二叔出去帮工,吃饭时,他跟主家要自己的那一份包子,双手捧着热乎乎的包子,跑颠颠地回家,给女人和儿子吃,自己啃块凉馒头吃点咸菜,凑付凑付算一顿。

不知二叔从哪儿弄了个偏方,到山里挖些丹参,给婶子烧水喝。母亲对我说,你二叔倒霉了,那个女人老躺在炕上。

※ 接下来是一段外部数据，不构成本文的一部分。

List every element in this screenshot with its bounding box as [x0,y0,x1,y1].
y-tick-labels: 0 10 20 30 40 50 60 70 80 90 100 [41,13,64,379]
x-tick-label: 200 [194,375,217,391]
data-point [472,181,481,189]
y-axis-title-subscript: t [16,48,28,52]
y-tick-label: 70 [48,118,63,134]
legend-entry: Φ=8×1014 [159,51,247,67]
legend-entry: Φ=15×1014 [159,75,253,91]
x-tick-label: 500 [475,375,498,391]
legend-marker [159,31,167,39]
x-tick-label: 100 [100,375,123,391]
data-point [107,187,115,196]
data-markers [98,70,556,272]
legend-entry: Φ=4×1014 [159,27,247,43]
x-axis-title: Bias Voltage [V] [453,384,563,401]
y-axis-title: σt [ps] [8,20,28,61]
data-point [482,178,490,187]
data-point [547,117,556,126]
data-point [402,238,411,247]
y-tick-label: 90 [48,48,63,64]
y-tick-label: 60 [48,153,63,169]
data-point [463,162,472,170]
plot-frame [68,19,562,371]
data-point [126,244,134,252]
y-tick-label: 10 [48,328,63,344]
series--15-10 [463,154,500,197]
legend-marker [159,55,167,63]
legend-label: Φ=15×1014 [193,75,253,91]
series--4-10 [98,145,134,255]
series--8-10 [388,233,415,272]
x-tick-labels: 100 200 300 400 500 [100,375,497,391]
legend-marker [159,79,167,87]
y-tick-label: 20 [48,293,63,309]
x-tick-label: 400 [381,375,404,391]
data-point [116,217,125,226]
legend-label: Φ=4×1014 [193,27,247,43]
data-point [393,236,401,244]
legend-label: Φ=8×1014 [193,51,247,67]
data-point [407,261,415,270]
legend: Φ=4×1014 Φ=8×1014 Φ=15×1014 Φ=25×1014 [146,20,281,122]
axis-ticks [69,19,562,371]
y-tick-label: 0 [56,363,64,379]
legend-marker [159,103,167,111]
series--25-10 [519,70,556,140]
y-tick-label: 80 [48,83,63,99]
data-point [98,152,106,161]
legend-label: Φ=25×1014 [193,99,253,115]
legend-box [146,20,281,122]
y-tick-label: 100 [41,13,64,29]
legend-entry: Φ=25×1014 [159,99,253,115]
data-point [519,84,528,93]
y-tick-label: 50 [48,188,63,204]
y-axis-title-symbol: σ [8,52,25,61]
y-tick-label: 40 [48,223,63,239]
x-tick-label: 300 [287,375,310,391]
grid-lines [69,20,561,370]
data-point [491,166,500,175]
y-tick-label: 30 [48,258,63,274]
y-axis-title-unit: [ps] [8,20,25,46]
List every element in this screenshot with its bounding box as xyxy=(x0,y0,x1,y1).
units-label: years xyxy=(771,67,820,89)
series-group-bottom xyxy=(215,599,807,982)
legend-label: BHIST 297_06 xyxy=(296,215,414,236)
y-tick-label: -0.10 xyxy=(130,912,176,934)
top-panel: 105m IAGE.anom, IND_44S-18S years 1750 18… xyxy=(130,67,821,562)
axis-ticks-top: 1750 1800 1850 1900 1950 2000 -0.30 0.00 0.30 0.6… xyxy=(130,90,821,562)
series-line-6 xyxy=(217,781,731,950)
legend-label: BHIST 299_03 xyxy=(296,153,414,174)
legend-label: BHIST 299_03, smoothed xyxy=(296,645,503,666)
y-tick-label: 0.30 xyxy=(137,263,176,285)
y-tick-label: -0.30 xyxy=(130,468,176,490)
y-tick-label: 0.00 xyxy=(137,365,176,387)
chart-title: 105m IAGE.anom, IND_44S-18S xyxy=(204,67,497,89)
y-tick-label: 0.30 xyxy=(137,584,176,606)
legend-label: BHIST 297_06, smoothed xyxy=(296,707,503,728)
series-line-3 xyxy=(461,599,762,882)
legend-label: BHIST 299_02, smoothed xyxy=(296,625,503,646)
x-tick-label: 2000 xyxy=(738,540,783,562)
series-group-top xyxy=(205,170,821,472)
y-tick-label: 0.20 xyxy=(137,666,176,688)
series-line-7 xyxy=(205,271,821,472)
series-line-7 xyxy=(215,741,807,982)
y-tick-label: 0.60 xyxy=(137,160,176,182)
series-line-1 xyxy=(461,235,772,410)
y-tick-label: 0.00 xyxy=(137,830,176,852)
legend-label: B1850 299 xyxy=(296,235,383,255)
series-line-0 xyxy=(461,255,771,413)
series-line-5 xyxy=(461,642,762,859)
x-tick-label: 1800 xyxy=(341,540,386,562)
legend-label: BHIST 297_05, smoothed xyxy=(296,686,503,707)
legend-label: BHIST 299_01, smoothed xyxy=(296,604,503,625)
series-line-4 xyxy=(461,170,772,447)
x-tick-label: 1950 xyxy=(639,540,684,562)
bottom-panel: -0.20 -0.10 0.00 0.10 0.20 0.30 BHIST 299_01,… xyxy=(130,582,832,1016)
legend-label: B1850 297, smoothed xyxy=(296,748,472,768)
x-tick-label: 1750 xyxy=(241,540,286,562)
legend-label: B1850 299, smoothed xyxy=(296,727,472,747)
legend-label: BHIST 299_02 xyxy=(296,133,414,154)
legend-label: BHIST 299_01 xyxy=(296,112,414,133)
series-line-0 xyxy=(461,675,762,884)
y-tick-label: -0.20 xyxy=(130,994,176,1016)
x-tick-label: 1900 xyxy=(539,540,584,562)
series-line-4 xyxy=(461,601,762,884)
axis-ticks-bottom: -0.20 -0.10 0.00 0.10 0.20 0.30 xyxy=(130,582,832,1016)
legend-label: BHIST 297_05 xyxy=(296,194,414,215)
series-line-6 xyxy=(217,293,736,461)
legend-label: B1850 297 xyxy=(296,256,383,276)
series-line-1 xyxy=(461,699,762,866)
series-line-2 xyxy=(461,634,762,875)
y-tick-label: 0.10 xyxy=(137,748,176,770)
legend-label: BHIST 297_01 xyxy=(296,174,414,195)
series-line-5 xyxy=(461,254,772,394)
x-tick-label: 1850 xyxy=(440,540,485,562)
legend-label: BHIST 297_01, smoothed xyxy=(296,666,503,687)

年底我回家,去看望二叔。傍晌,那女人躺在西间炕上,眼睛半睁半闭的,只听见沉重的呼吸,满房间一股尿臊味儿。痴儿子在炕里边,手里在撕一个破本子,流着漦水,一个劲儿傻笑,看见我,嘴里喊着,过大年,吃好饭,吃个溜儿圆,你个大坏蛋。

炕下一地碎纸。

叔父笑笑地对傻儿子说,乖乖,撕本子吧,咱不说话。

叔父看看我,指指儿子说,就是脑子有病,不犯病挺好的。叔父从裤布兜里摸索出一块发粘的糖块,瘦小的手指捏着递给我,那,大侄子,吃吧,这是我留下的,不能够让儿子看见,他会给你都丢了。半年不见,二叔瘦得脱了形。

我说,叔,我不吃。

炕上的女人喘了一口大气说,他叔,我拖累你啦,不行咱们散了吧!女人白胖的脸蛋发着亮光。

我问了句,婶子,你啥病?没去医院看看?

唉,高血压糖尿病,那一样都要命。

二叔接着说,你说的什么话!咱轧伙一起好好过,只要能吃饭,你的病就有个盼头。说着,二叔赶紧从锅里拿出四个馒头和一盆粉条炖猪肉,端给女人和儿子。 使劲吃饭,只要能吃,病就有巴争。

我赶快站起,来到东间,看了看炕上整齐的被褥,我问,叔,你在这炕睡?

嗯啊,她有病,和儿子一炕。

我叹息一声,没话说,走出。

叔父在我身后喊着,大侄子,以后常来耍,你叔有个家。

有个家,这是叔父心中的希望,其它的一切都不算什么。

想着,王大梅从胡同里走过来,拽住二叔的胳臂说,他叔,你要那女人干啥,过了年赶她走吧!

要不得哩,她病恹恹的到哪里去?轧伙一块儿是个缘分。即使她躺在炕上,我伺候她,家里有人气,这总比养个小猫小狗好!

你个二百五!王大梅在二叔脑瓜上点了一指头。其实,我心里也觉着二叔脑子进水了。

几年过去了,那个叫二婶子的女人下炕了,跟着二叔一起卖糖葫芦。母亲跟我说,那女人跟你二叔赶的有福了,病轻了,能下地干活了。乡里也给你二叔把房子里外翻新了。

我说,好人有好 嘛。

母亲点头。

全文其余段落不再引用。